Vor 100 Jahren gehört Black Tom zum Hafen. Auf die Insel führen Eisenbahnschienen, Lagerhäuser sind dort gebaut, dazu sechs Piers, über die in jenen Tagen vor allem ein Handelsgut verschifft wurde: Munition, sehr viel Munition. Dort stehen zum Zeitpunkt der Explosion 70 Zugwaggons mit Kriegsfracht. 1000 Tonnen Rüstungsgüter fliegen in dieser Nacht in zwei großen Explosionen in die Luft.

1916 tobt der Erste Weltkrieg genau zwei Jahre, aber nicht in New York. Die Vereinigten Staaten von Amerika sind neutral, doch sie sind in das große Gemetzel auf dem alten Kontinent indirekt involviert. Für Schlachten wie in Verdun benötigen die Kriegsparteien Unmengen an Material - und die amerikanischen Fabriken produzieren im großen Stil Patronen und Granaten.

Durch die wirksame Kontinentalsperre der Briten kommen Deutschland und Österreich-Ungarn nicht an die begehrten Rüstungsgüter. Dafür kaufen die Kriegsgegner Großbritannien, Frankreich und ihre Verbündeten in großem Stil ein. Hauptumschlagplatz ist Black Tom Island.

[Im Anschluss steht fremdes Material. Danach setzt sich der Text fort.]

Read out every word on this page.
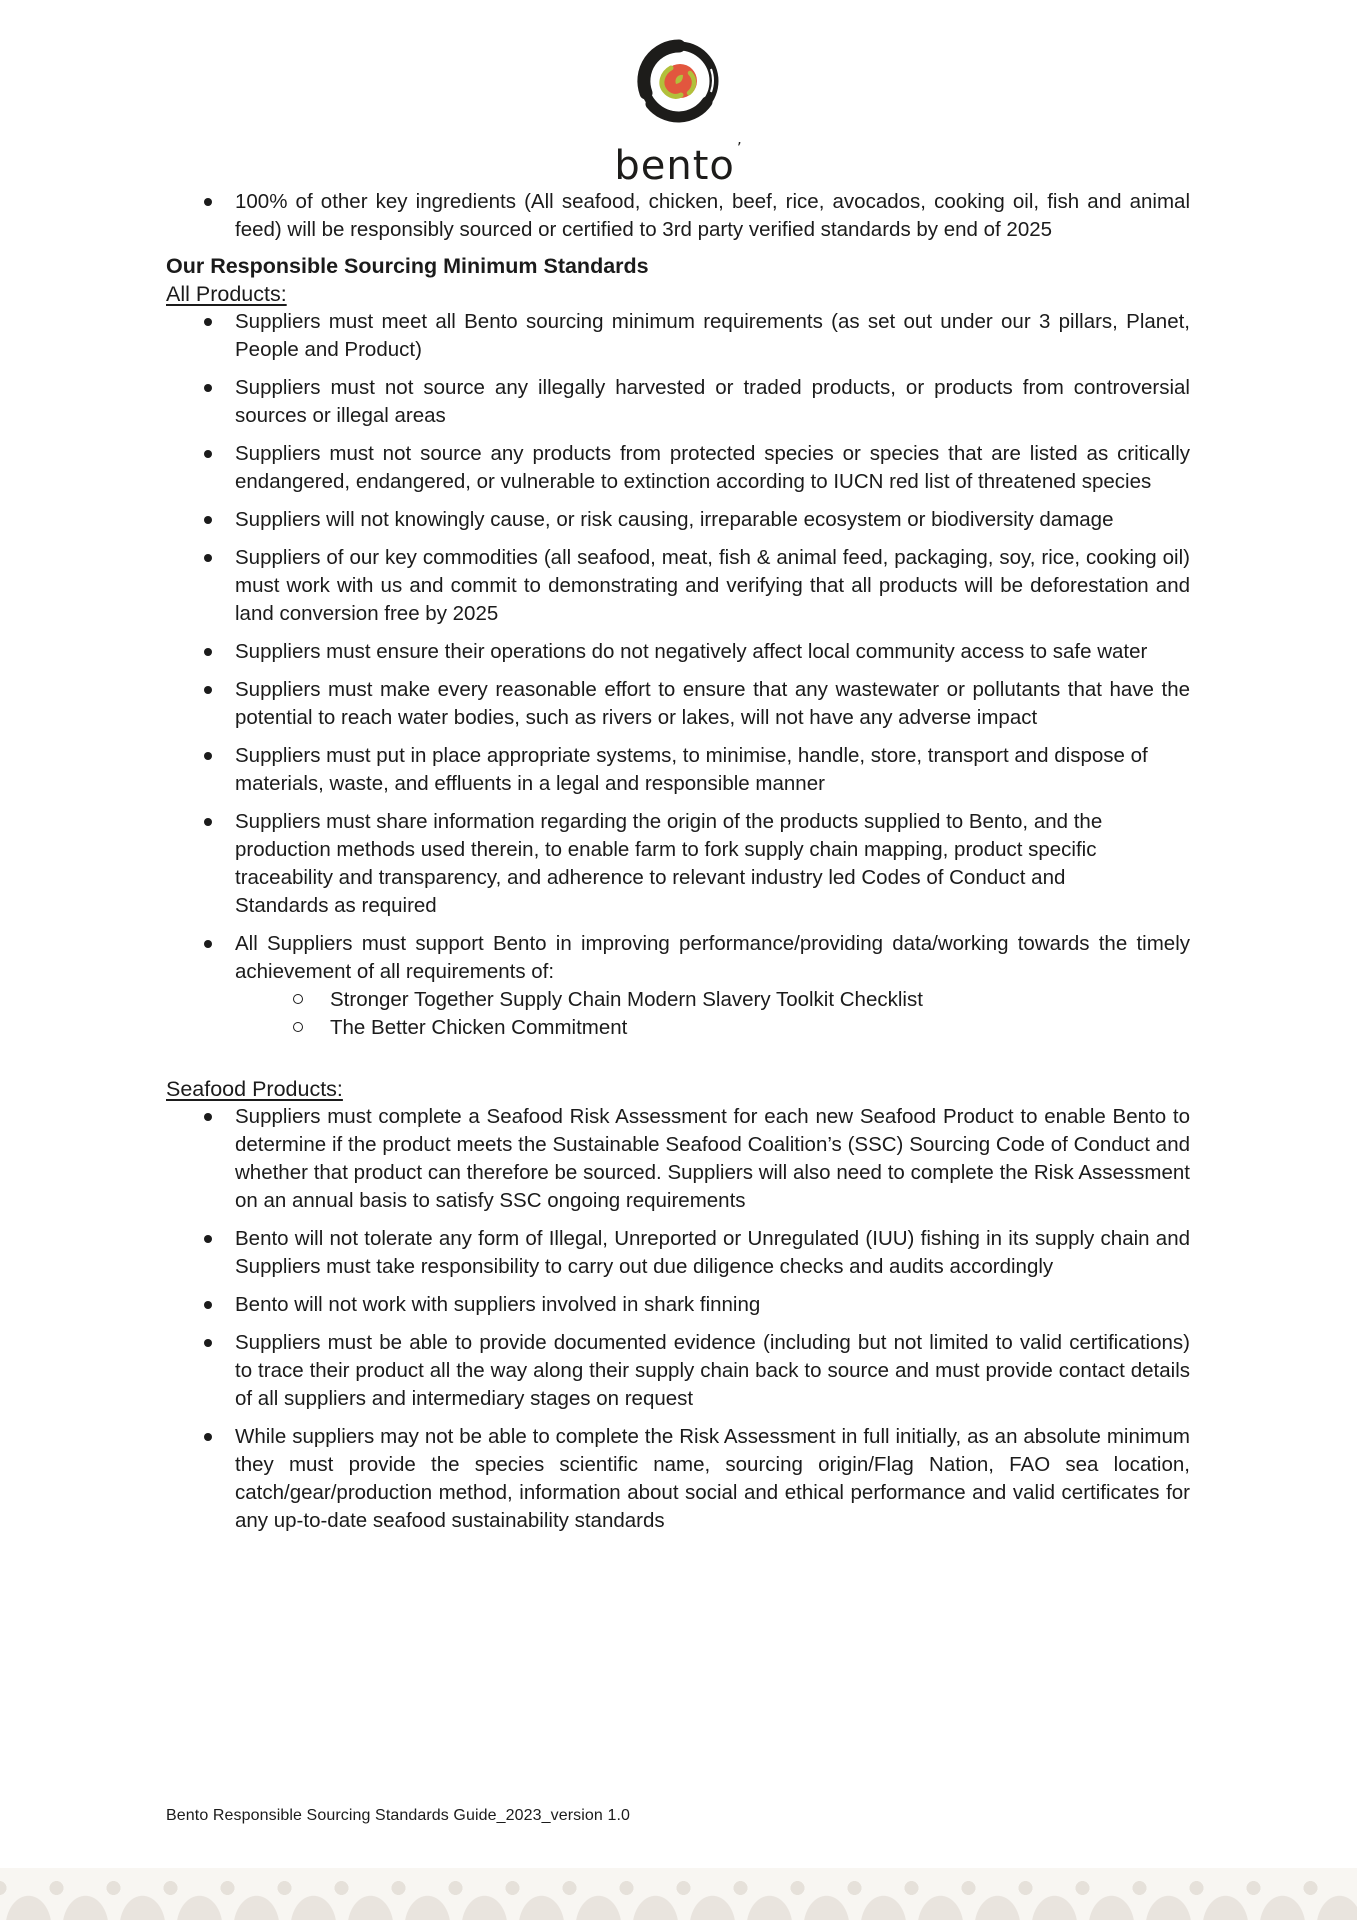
bento ’
100% of other key ingredients (All seafood, chicken, beef, rice, avocados, cooking oil, fish and animal feed) will be responsibly sourced or certified to 3rd party verified standards by end of 2025
Our Responsible Sourcing Minimum Standards
All Products:
Suppliers must meet all Bento sourcing minimum requirements (as set out under our 3 pillars, Planet, People and Product)
Suppliers must not source any illegally harvested or traded products, or products from controversial sources or illegal areas
Suppliers must not source any products from protected species or species that are listed as critically endangered, endangered, or vulnerable to extinction according to IUCN red list of threatened species
Suppliers will not knowingly cause, or risk causing, irreparable ecosystem or biodiversity damage
Suppliers of our key commodities (all seafood, meat, fish & animal feed, packaging, soy, rice, cooking oil) must work with us and commit to demonstrating and verifying that all products will be deforestation and land conversion free by 2025
Suppliers must ensure their operations do not negatively affect local community access to safe water
Suppliers must make every reasonable effort to ensure that any wastewater or pollutants that have the potential to reach water bodies, such as rivers or lakes, will not have any adverse impact
Suppliers must put in place appropriate systems, to minimise, handle, store, transport and dispose of materials, waste, and effluents in a legal and responsible manner
Suppliers must share information regarding the origin of the products supplied to Bento, and the production methods used therein, to enable farm to fork supply chain mapping, product specific traceability and transparency, and adherence to relevant industry led Codes of Conduct and Standards as required
All Suppliers must support Bento in improving performance/providing data/working towards the timely achievement of all requirements of:
Stronger Together Supply Chain Modern Slavery Toolkit Checklist
The Better Chicken Commitment
Seafood Products:
Suppliers must complete a Seafood Risk Assessment for each new Seafood Product to enable Bento to determine if the product meets the Sustainable Seafood Coalition’s (SSC) Sourcing Code of Conduct and whether that product can therefore be sourced. Suppliers will also need to complete the Risk Assessment on an annual basis to satisfy SSC ongoing requirements
Bento will not tolerate any form of Illegal, Unreported or Unregulated (IUU) fishing in its supply chain and Suppliers must take responsibility to carry out due diligence checks and audits accordingly
Bento will not work with suppliers involved in shark finning
Suppliers must be able to provide documented evidence (including but not limited to valid certifications) to trace their product all the way along their supply chain back to source and must provide contact details of all suppliers and intermediary stages on request
While suppliers may not be able to complete the Risk Assessment in full initially, as an absolute minimum they must provide the species scientific name, sourcing origin/Flag Nation, FAO sea location, catch/gear/production method, information about social and ethical performance and valid certificates for any up-to-date seafood sustainability standards
Bento Responsible Sourcing Standards Guide_2023_version 1.0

Die Explosion reißt einen gewaltigen Krater in die Insel, der Schaden wurde damals auf 20 Millionen US-Dollar taxiert - was heute fast 420 Millionen Euro entspricht. Angesichts der Katastrophe wirkt es fast überraschend, dass nur fünf Menschen sterben (andere Quellen sprechen von sieben).

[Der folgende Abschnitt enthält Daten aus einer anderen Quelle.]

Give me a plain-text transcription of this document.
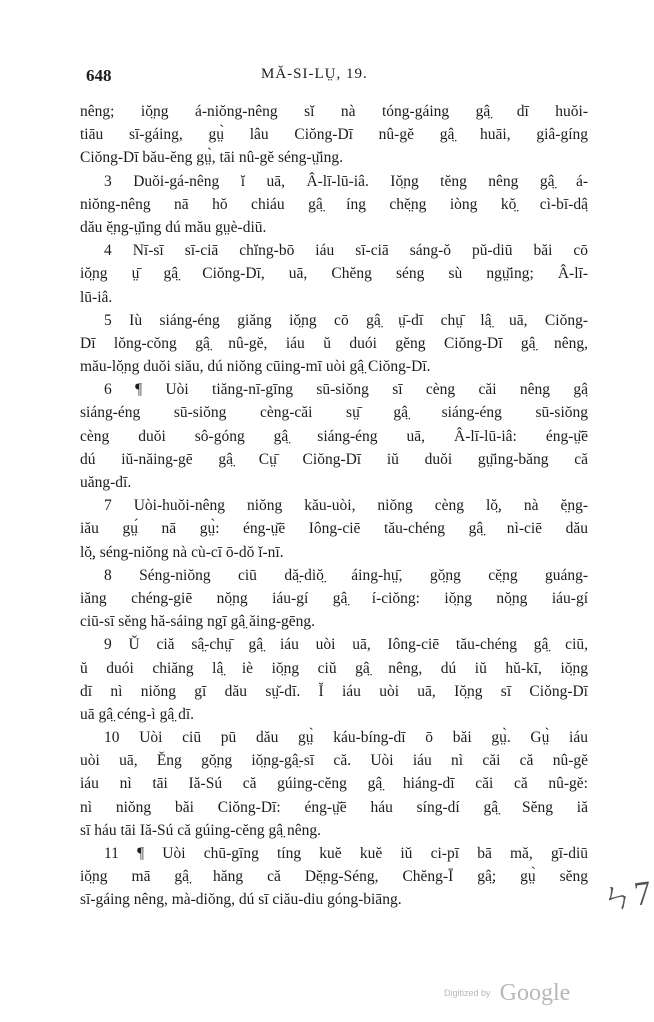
648	MĂ-SI-LṲ, 19.
nêng; iŏ̤ng á-niŏng-nêng sĭ nà tóng-gáing gâ̤ dī huŏi-
tiāu sī-gáing, gṳ̀ lâu Ciŏng-Dī nû-gĕ gâ̤ huāi, giâ-gíng
Ciŏng-Dī bău-ĕng gṳ̀, tāi nû-gĕ séng-ṳ̆ing.
3 Duŏi-gá-nêng ĭ uā, Â-lī-lū-iâ. Iŏ̤ng tĕng nêng gâ̤ á-
niŏng-nêng nā hŏ chiáu gâ̤ íng chĕ̤ng iòng kŏ̤ cì-bī-dâ̤
dău ĕ̤ng-ṳ̆ing dú mău gṳè-diū.
4 Nī-sī sī-ciā chĭng-bō iáu sī-ciā sáng-ŏ pŭ-diū băi cō
iŏ̤ng ṳ̄ gâ̤ Ciŏng-Dī, uā, Chĕng séng sù ngṳ̆ing; Â-lī-
lū-iâ.
5 Iù siáng-éng giăng iŏ̤ng cō gâ̤ ṳ̄-dī chṳ̄ lâ̤ uā, Ciŏng-
Dī lŏng-cŏng gâ̤ nû-gĕ, iáu ŭ duói gĕng Ciŏng-Dī gâ̤ nêng,
mău-lŏ̤ng duŏi siău, dú niŏng cūing-mī uòi gâ̤ Ciŏng-Dī.
6 ¶ Uòi tiăng-nī-gīng sū-siŏng sī cèng căi nêng gâ̤
siáng-éng sū-siŏng cèng-căi sṳ̄ gâ̤ siáng-éng sū-siŏng
cèng duŏi sô-góng gâ̤ siáng-éng uā, Â-lī-lū-iâ: éng-ṳ̆ē
dú iŭ-năing-gē gâ̤ Cṳ̄ Ciŏng-Dī iŭ duŏi gṳ̆ing-băng că
uăng-dī.
7 Uòi-huŏi-nêng niŏng kău-uòi, niŏng cèng lŏ̤, nà ĕ̤ng-
iău gṳ́ nā gṳ̀: éng-ṳ̆ē Iông-ciē tău-chéng gâ̤ nì-ciē dău
lŏ̤, séng-niŏng nà cù-cī ō-dŏ ĭ-nī.
8 Séng-niŏng ciū dă̤-diŏ̤ áing-hṳ̄, gŏ̤ng cĕ̤ng guáng-
iăng chéng-giē nŏ̤ng iáu-gí gâ̤ í-ciŏng: iŏ̤ng nŏ̤ng iáu-gí
ciū-sī sĕng hă-sáing ngī gâ̤ ăing-gēng.
9 Ŭ ciă sâ̤-chṳ̄ gâ̤ iáu uòi uā, Iông-ciē tău-chéng gâ̤ ciū,
ŭ duói chiăng lâ̤ iè iŏ̤ng ciŭ gâ̤ nêng, dú iŭ hŭ-kī, iŏ̤ng
dī nì niŏng gī dău sṳ̆-dī. Ĭ iáu uòi uā, Iŏ̤ng sī Ciŏng-Dī
uā gâ̤ céng-ì gâ̤ dī.
10 Uòi ciū pū dău gṳ̀ káu-bíng-dī ō băi gṳ̀. Gṳ̀ iáu
uòi uā, Ĕng gŏ̤ng iŏ̤ng-gâ̤-sī că. Uòi iáu nì căi că nû-gĕ
iáu nì tāi Iă-Sú că gúing-cĕng gâ̤ hiáng-dī căi că nû-gĕ:
nì niŏng băi Ciŏng-Dī: éng-ṳ̆ē háu síng-dí gâ̤ Sĕng iă
sī háu tāi Iă-Sú că gúing-cĕng gâ̤ nêng.
11 ¶ Uòi chū-gīng tíng kuĕ kuĕ iŭ ci-pī bā mă, gī-diū
iŏ̤ng mā gâ̤ hăng că Dĕ̤ng-Séng, Chĕng-Ī gâ̤; gṳ̀ sĕng
sī-gáing nêng, mà-diŏng, dú sī ciău-diu góng-biāng.	ㄣ7
$^{Digitized by}$ Google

Ist es ein Unfall? Haben Wächter auf der Insel allzu großzügig die Ölöfen befeuert, um den Mückenschwärmen Paroli zu bieten? Oder handelt es sich um einen Anschlag? Schon unmittelbar nach der Schreckensnacht werden Stimmen laut, die Sabotage vermuten. "Die Behörden untersuchen, ob die Explosion einem Anschlag von Deutschen zuzuschreiben ist", schreiben die Münchner Neuesten Nachrichten schon am 1. August 1916. Empört notiert die SZ-Vorgängerzeitung, die Nachrichtenagentur Reuters versuche, dem Kaiserreich die Schuld "in die Schuhe zu schieben".

"Ich kaufe, was ich kann. Den Rest sprenge ich in die Luft"

Tatsächlich gilt die Black-Explosion in der vorherrschenden Lesart als Sabotageakt deutscher Agenten. Um den Nachschub für die Feinde zu stoppen, sollen sie das Munitionsdepot gesprengt haben. Mehrere Bücher beschäftigen sich mit dem Plot und den zum Teil recht schillernden Deutschen, die darin verstrickt sein sollen.

Da war ein Chemiker, der Öl zu Pulver verwandeln konnte und eine Opernsängerin, deren Anwesen ein Agententreff gewesen sein soll. Da war Franz von Rintelen, ein Haudrauf, der an der deutschen Botschaft akkreditiert ist. Mit seinen "Füllfederhalterbomben", die er an Bord von Schiffen schmuggelte, soll er mehr als 30 Schiffe zerstört oder beschädigt haben. Ihm wird mit Blick auf Munition der Spruch zugeschrieben: "Ich kaufe, was ich kann. Den Rest sprenge ich in die Luft."

Und da war Franz von Papen, der Militärattaché an der Botschaft in Washington DC. Der hochmütige Adelige, der später Adolf Hitler zur Kanzlerschaft verhelfen sollte, war - ebenso wie Rintelen - zum Zeitpunkt der Explosion längst schon nicht mehr in den USA. Aber von Papen soll angeblich die Fäden im Hintergrund gezogen haben - was er Zeit seines Lebens pikiert bestritt.

Spätere Ermittlungen sprechen davon, dass ein slowakischer Einwanderer mit zwei weiteren Handlangern für das Höllen-Spektakel gesorgt haben soll. Er wurde allerdings der New York Times zufolge wieder laufen gelassen - die Beweislage war zu dünn. Nach dem Ersten Weltkrieg wurde eine deutsch-amerikanische Kommission eingesetzt. 1939 kam sie zu dem Schluss, dass Berlin für die Explosion verantwortlich sei. Die letzte Rate der 50-Millionen-Dollar-Entschädigung zahlte die Bundesrepublik 1979.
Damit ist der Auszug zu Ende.